Tuesday, October 14, 2008

Hitler Economics

I wrote the other day about how Genghis Khan didn't understand the economics of subject peoples. Turns out he has some distinguished compoany:
Alfred Rosenberg, later hanged at Nuremberg as one of Nazism's prinncipal war criminals, ... saw that the German empire needed goodwill from at least some of its subject peoples, so that they might function economically in the Reich's interests. ... 7.5 million men were aabsent at the front, so to sustain Germany's economy, replacement labor was needed for mines and factories. Hitler's captives and subject races provided the only plausible manpower pool. Yet Himmler's SS, with robust assistance from the Wehrmacht, was killing millions of prospective slaves. ... Having no interest in or understanding of the complex relationships of international trade, [Hitler] sought merely to loot the occupied nations for the advantage of Germany. He was oblivious of the consequences not only for subject populations, but ultimately for the entire continent. Germany continued to ship food from Greece, heedless of the fact that the Greeks themselves were dependent on imports to live. ...

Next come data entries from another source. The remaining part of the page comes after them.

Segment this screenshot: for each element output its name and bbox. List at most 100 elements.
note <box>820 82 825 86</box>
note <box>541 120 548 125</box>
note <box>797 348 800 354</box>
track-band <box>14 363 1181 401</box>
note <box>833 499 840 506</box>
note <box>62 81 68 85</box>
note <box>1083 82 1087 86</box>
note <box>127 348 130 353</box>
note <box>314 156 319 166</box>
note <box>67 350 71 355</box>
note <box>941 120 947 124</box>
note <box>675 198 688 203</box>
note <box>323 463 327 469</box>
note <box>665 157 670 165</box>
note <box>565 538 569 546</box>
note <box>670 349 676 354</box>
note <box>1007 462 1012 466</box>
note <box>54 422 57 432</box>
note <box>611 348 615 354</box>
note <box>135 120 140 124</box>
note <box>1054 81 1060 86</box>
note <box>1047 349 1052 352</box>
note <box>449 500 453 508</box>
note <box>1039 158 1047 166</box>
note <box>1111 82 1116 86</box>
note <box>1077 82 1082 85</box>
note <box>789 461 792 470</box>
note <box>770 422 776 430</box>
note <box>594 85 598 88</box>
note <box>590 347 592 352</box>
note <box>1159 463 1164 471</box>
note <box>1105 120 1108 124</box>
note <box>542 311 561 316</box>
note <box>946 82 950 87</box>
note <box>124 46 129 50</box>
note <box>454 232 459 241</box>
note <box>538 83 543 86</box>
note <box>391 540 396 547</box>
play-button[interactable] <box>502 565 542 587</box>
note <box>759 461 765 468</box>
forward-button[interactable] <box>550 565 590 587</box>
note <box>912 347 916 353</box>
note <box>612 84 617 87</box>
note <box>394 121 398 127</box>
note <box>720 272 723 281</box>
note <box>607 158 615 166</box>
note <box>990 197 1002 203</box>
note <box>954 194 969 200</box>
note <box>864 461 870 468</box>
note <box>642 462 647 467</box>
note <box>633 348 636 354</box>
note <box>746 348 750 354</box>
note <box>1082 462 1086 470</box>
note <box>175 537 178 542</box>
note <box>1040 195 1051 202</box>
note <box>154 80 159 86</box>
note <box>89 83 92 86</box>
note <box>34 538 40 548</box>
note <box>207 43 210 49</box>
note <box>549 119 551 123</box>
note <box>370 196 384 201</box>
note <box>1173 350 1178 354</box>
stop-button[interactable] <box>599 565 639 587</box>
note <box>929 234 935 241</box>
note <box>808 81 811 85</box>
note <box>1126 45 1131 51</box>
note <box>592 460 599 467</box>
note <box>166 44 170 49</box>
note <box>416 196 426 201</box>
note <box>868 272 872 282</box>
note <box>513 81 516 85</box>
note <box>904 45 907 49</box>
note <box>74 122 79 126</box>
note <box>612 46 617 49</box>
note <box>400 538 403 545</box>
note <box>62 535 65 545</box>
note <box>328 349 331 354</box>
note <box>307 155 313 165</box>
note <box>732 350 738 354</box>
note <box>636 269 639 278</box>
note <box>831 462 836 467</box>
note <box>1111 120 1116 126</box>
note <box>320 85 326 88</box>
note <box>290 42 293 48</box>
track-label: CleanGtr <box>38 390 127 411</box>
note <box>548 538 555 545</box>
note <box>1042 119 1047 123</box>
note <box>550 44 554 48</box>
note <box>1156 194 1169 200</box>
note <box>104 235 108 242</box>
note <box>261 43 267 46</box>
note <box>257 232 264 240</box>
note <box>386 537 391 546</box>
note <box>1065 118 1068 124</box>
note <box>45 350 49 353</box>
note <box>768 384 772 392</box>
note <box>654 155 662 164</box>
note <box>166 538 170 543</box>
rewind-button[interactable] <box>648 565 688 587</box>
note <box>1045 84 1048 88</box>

That's Max Hastings, reviewing a couple of promising new books on the internal operation of the Nazi Empire ("The Most Evil Emperor,"New York Review of Books, October 23, 2008, 46-9, 47-8). One big difference between Genghis Khan and Hitler: Genghis showed a spectacular capacity to learn from his mistakes. His empire lasted--well, not for a thousand years but for many generations, and changed the face of the continent forever. Hitler's--well, you know about that.